MBus is a computer bus designed and implemented by Sun Microsystems for communication between high speed computer system components, such as the central processing unit, motherboard and main memory. SBus is used in the same machines to connect add-on cards to the motherboard.

MBus was first used in Sun's first multiprocessor SPARC-based system, the SPARCserver 600MP series (launched in 1991), and later found use in the SPARCstation 10 and SPARCstation 20 workstations.

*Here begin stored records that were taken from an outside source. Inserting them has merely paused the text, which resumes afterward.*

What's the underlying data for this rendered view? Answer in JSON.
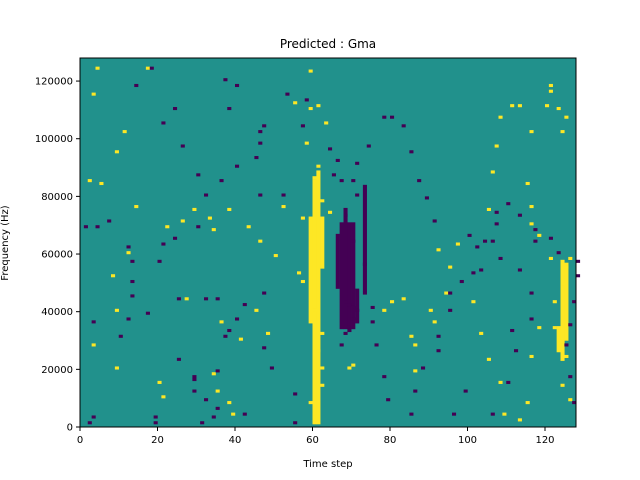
{
  "chart_data": {
    "type": "heatmap",
    "title": "Predicted : Gma",
    "xlabel": "Time step",
    "ylabel": "Frequency (Hz)",
    "xlim": [
      0,
      128
    ],
    "ylim": [
      0,
      128000
    ],
    "xticks": [
      0,
      20,
      40,
      60,
      80,
      100,
      120
    ],
    "xtick_labels": [
      "0",
      "20",
      "40",
      "60",
      "80",
      "100",
      "120"
    ],
    "yticks": [
      0,
      20000,
      40000,
      60000,
      80000,
      100000,
      120000
    ],
    "ytick_labels": [
      "0",
      "20000",
      "40000",
      "60000",
      "80000",
      "100000",
      "120000"
    ],
    "colors": {
      "background": "#21918c",
      "high": "#fde725",
      "low": "#440154"
    },
    "grid": false,
    "legend": "none",
    "cells": {
      "high": [
        [
          4,
          124
        ],
        [
          3,
          115
        ],
        [
          17,
          124
        ],
        [
          11,
          102
        ],
        [
          9,
          95
        ],
        [
          5,
          84
        ],
        [
          2,
          85
        ],
        [
          14,
          76
        ],
        [
          22,
          69
        ],
        [
          12,
          60
        ],
        [
          8,
          52
        ],
        [
          26,
          71
        ],
        [
          29,
          75
        ],
        [
          33,
          72
        ],
        [
          34,
          68
        ],
        [
          38,
          75
        ],
        [
          43,
          69
        ],
        [
          46,
          64
        ],
        [
          50,
          59
        ],
        [
          56,
          53
        ],
        [
          57,
          50
        ],
        [
          52,
          76
        ],
        [
          57,
          72
        ],
        [
          63,
          105
        ],
        [
          61,
          111
        ],
        [
          59,
          123
        ],
        [
          55,
          112
        ],
        [
          59,
          110
        ],
        [
          58,
          98
        ],
        [
          61,
          90
        ],
        [
          60,
          86
        ],
        [
          62,
          78
        ],
        [
          64,
          74
        ],
        [
          60,
          40
        ],
        [
          62,
          32
        ],
        [
          61,
          26
        ],
        [
          62,
          20
        ],
        [
          59,
          8
        ],
        [
          60,
          3
        ],
        [
          9,
          40
        ],
        [
          3,
          28
        ],
        [
          9,
          20
        ],
        [
          20,
          15
        ],
        [
          21,
          10
        ],
        [
          27,
          44
        ],
        [
          36,
          36
        ],
        [
          41,
          30
        ],
        [
          34,
          18
        ],
        [
          35,
          12
        ],
        [
          38,
          8
        ],
        [
          39,
          4
        ],
        [
          45,
          40
        ],
        [
          48,
          32
        ],
        [
          62,
          14
        ],
        [
          69,
          20
        ],
        [
          70,
          21
        ],
        [
          78,
          40
        ],
        [
          80,
          43
        ],
        [
          83,
          44
        ],
        [
          85,
          31
        ],
        [
          86,
          19
        ],
        [
          86,
          28
        ],
        [
          90,
          40
        ],
        [
          91,
          36
        ],
        [
          94,
          46
        ],
        [
          92,
          61
        ],
        [
          97,
          63
        ],
        [
          95,
          55
        ],
        [
          101,
          43
        ],
        [
          103,
          32
        ],
        [
          105,
          23
        ],
        [
          108,
          15
        ],
        [
          105,
          75
        ],
        [
          106,
          88
        ],
        [
          107,
          97
        ],
        [
          108,
          107
        ],
        [
          111,
          111
        ],
        [
          113,
          111
        ],
        [
          116,
          102
        ],
        [
          120,
          111
        ],
        [
          121,
          116
        ],
        [
          121,
          118
        ],
        [
          123,
          110
        ],
        [
          124,
          102
        ],
        [
          125,
          107
        ],
        [
          115,
          84
        ],
        [
          116,
          76
        ],
        [
          116,
          70
        ],
        [
          118,
          66
        ],
        [
          121,
          58
        ],
        [
          122,
          43
        ],
        [
          122,
          34
        ],
        [
          124,
          29
        ],
        [
          125,
          24
        ],
        [
          124,
          14
        ],
        [
          126,
          9
        ],
        [
          109,
          4
        ],
        [
          113,
          2
        ],
        [
          115,
          8
        ],
        [
          116,
          24
        ],
        [
          118,
          34
        ],
        [
          124,
          49
        ],
        [
          125,
          55
        ],
        [
          126,
          58
        ]
      ],
      "low": [
        [
          2,
          1
        ],
        [
          3,
          3
        ],
        [
          19,
          1
        ],
        [
          19,
          3
        ],
        [
          31,
          1
        ],
        [
          34,
          3
        ],
        [
          32,
          9
        ],
        [
          29,
          12
        ],
        [
          29,
          17
        ],
        [
          35,
          19
        ],
        [
          37,
          31
        ],
        [
          35,
          44
        ],
        [
          32,
          44
        ],
        [
          25,
          44
        ],
        [
          17,
          39
        ],
        [
          12,
          37
        ],
        [
          10,
          31
        ],
        [
          3,
          36
        ],
        [
          1,
          69
        ],
        [
          4,
          69
        ],
        [
          7,
          71
        ],
        [
          12,
          62
        ],
        [
          13,
          57
        ],
        [
          13,
          50
        ],
        [
          13,
          45
        ],
        [
          20,
          57
        ],
        [
          21,
          63
        ],
        [
          24,
          65
        ],
        [
          30,
          69
        ],
        [
          32,
          80
        ],
        [
          30,
          87
        ],
        [
          26,
          97
        ],
        [
          21,
          105
        ],
        [
          24,
          110
        ],
        [
          14,
          118
        ],
        [
          18,
          124
        ],
        [
          37,
          120
        ],
        [
          40,
          118
        ],
        [
          38,
          110
        ],
        [
          47,
          104
        ],
        [
          46,
          98
        ],
        [
          53,
          115
        ],
        [
          58,
          113
        ],
        [
          57,
          104
        ],
        [
          64,
          96
        ],
        [
          66,
          92
        ],
        [
          70,
          85
        ],
        [
          71,
          80
        ],
        [
          68,
          73
        ],
        [
          70,
          64
        ],
        [
          73,
          56
        ],
        [
          73,
          46
        ],
        [
          75,
          41
        ],
        [
          75,
          36
        ],
        [
          76,
          28
        ],
        [
          78,
          17
        ],
        [
          79,
          9
        ],
        [
          85,
          4
        ],
        [
          86,
          12
        ],
        [
          88,
          20
        ],
        [
          92,
          26
        ],
        [
          92,
          31
        ],
        [
          95,
          40
        ],
        [
          95,
          46
        ],
        [
          98,
          50
        ],
        [
          101,
          53
        ],
        [
          103,
          54
        ],
        [
          104,
          64
        ],
        [
          107,
          70
        ],
        [
          107,
          74
        ],
        [
          110,
          77
        ],
        [
          113,
          73
        ],
        [
          117,
          68
        ],
        [
          117,
          64
        ],
        [
          121,
          65
        ],
        [
          123,
          60
        ],
        [
          128,
          57
        ],
        [
          128,
          52
        ],
        [
          127,
          43
        ],
        [
          126,
          35
        ],
        [
          125,
          28
        ],
        [
          126,
          17
        ],
        [
          127,
          8
        ],
        [
          96,
          4
        ],
        [
          99,
          12
        ],
        [
          106,
          4
        ],
        [
          110,
          15
        ],
        [
          112,
          26
        ],
        [
          111,
          33
        ],
        [
          116,
          37
        ],
        [
          116,
          46
        ],
        [
          113,
          54
        ],
        [
          108,
          58
        ],
        [
          106,
          64
        ],
        [
          102,
          62
        ],
        [
          100,
          66
        ],
        [
          91,
          71
        ],
        [
          89,
          79
        ],
        [
          87,
          85
        ],
        [
          85,
          95
        ],
        [
          83,
          104
        ],
        [
          80,
          107
        ],
        [
          78,
          107
        ],
        [
          74,
          97
        ],
        [
          71,
          91
        ],
        [
          65,
          87
        ],
        [
          67,
          85
        ],
        [
          46,
          102
        ],
        [
          45,
          93
        ],
        [
          40,
          90
        ],
        [
          36,
          85
        ],
        [
          46,
          80
        ],
        [
          52,
          80
        ],
        [
          47,
          46
        ],
        [
          42,
          42
        ],
        [
          40,
          37
        ],
        [
          38,
          33
        ],
        [
          25,
          23
        ],
        [
          29,
          16
        ],
        [
          35,
          6
        ],
        [
          55,
          11
        ],
        [
          55,
          1
        ],
        [
          47,
          27
        ],
        [
          49,
          20
        ],
        [
          42,
          4
        ],
        [
          68,
          43
        ],
        [
          69,
          42
        ],
        [
          70,
          41
        ],
        [
          71,
          40
        ],
        [
          70,
          37
        ],
        [
          68,
          32
        ],
        [
          67,
          28
        ],
        [
          69,
          33
        ]
      ]
    },
    "column_bands": {
      "high": [
        {
          "x": 60,
          "y0": 1,
          "y1": 85
        },
        {
          "x": 61,
          "y0": 1,
          "y1": 88
        },
        {
          "x": 59,
          "y0": 36,
          "y1": 72
        },
        {
          "x": 62,
          "y0": 55,
          "y1": 72
        },
        {
          "x": 124,
          "y0": 23,
          "y1": 57
        },
        {
          "x": 125,
          "y0": 30,
          "y1": 56
        },
        {
          "x": 123,
          "y0": 26,
          "y1": 34
        }
      ],
      "low": [
        {
          "x": 66,
          "y0": 48,
          "y1": 66
        },
        {
          "x": 67,
          "y0": 34,
          "y1": 70
        },
        {
          "x": 68,
          "y0": 34,
          "y1": 75
        },
        {
          "x": 69,
          "y0": 34,
          "y1": 70
        },
        {
          "x": 70,
          "y0": 34,
          "y1": 70
        },
        {
          "x": 71,
          "y0": 36,
          "y1": 47
        },
        {
          "x": 73,
          "y0": 47,
          "y1": 83
        }
      ]
    }
  }
}
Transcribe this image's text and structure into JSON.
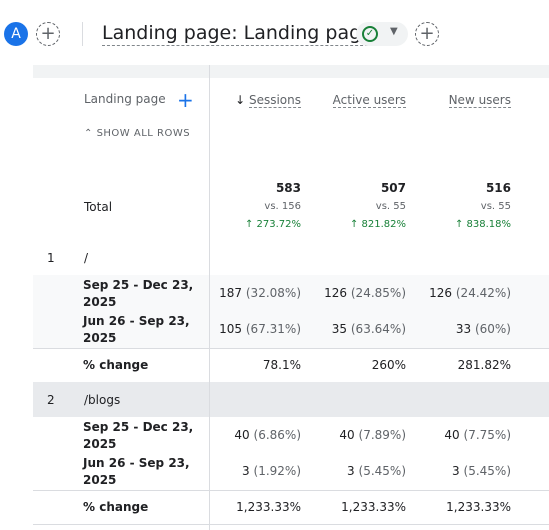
{
  "header": {
    "avatar": "A",
    "title": "Landing page: Landing page"
  },
  "table": {
    "dimension": "Landing page",
    "show_all_rows": "SHOW ALL ROWS",
    "columns": [
      "Sessions",
      "Active users",
      "New users"
    ],
    "total": {
      "label": "Total",
      "values": [
        "583",
        "507",
        "516"
      ],
      "compare": [
        "vs. 156",
        "vs. 55",
        "vs. 55"
      ],
      "change": [
        "273.72%",
        "821.82%",
        "838.18%"
      ]
    },
    "groups": [
      {
        "index": "1",
        "page": "/",
        "rows": [
          {
            "label": "Sep 25 - Dec 23, 2025",
            "cells": [
              {
                "value": "187",
                "pct": "(32.08%)"
              },
              {
                "value": "126",
                "pct": "(24.85%)"
              },
              {
                "value": "126",
                "pct": "(24.42%)"
              }
            ]
          },
          {
            "label": "Jun 26 - Sep 23, 2025",
            "cells": [
              {
                "value": "105",
                "pct": "(67.31%)"
              },
              {
                "value": "35",
                "pct": "(63.64%)"
              },
              {
                "value": "33",
                "pct": "(60%)"
              }
            ]
          }
        ],
        "change_label": "% change",
        "change": [
          "78.1%",
          "260%",
          "281.82%"
        ]
      },
      {
        "index": "2",
        "page": "/blogs",
        "rows": [
          {
            "label": "Sep 25 - Dec 23, 2025",
            "cells": [
              {
                "value": "40",
                "pct": "(6.86%)"
              },
              {
                "value": "40",
                "pct": "(7.89%)"
              },
              {
                "value": "40",
                "pct": "(7.75%)"
              }
            ]
          },
          {
            "label": "Jun 26 - Sep 23, 2025",
            "cells": [
              {
                "value": "3",
                "pct": "(1.92%)"
              },
              {
                "value": "3",
                "pct": "(5.45%)"
              },
              {
                "value": "3",
                "pct": "(5.45%)"
              }
            ]
          }
        ],
        "change_label": "% change",
        "change": [
          "1,233.33%",
          "1,233.33%",
          "1,233.33%"
        ]
      }
    ]
  }
}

The bus permits the integration of several microprocessors on a single motherboard, in a multiprocessing configuration with up to eight CPUs packaged in detachable MBus modules. In practice, the number of processors per MBus is limited to four. Single processor systems were also sold that use the MBus protocol internally, but with the CPUs permanently attached to the motherboard to lower manufacturing costs.

MBus specifies a 64-bit datapath, which uses 36-bit physical addressing, giving an address space of 64 GB. The transfer rate is 80 MB/s sustained (320 MB/s peak) at 40 MHz, or 100 MB/s (400 MB/s peak) at 50 MHz. Bus controlling is done by an arbiter. Interrupt, reset, and timeout logic are also specified.

== Related buses ==
Several related buses were also developed:

=== XBus ===
XBus is a packet-switched bus used in the SPARCserver 1000, SPARCcenter 2000 and Cray CS6400. This corresponds to the circuit-switched MBus, with identical electrical characteristics and physical form factor but an incompatible signalling protocol.

=== KBus ===
KBus is a high-speed interconnection system for linking multiple MBuses, used in Solbourne Computer Series 6 and Series 7 computer systems.

== History ==

The MBus standard was cooperatively developed by Sun and Ross Technology and released in 1991.

Manufacturers who produced computer systems using the MBus included Sun, Ross Technology, Hyundai/Axil, Fujitsu, Solbourne Computer, Tatung, GCS, Auspex, ITRI, ICL, Cray, Amdahl, Themis, DTK and Kamstrup.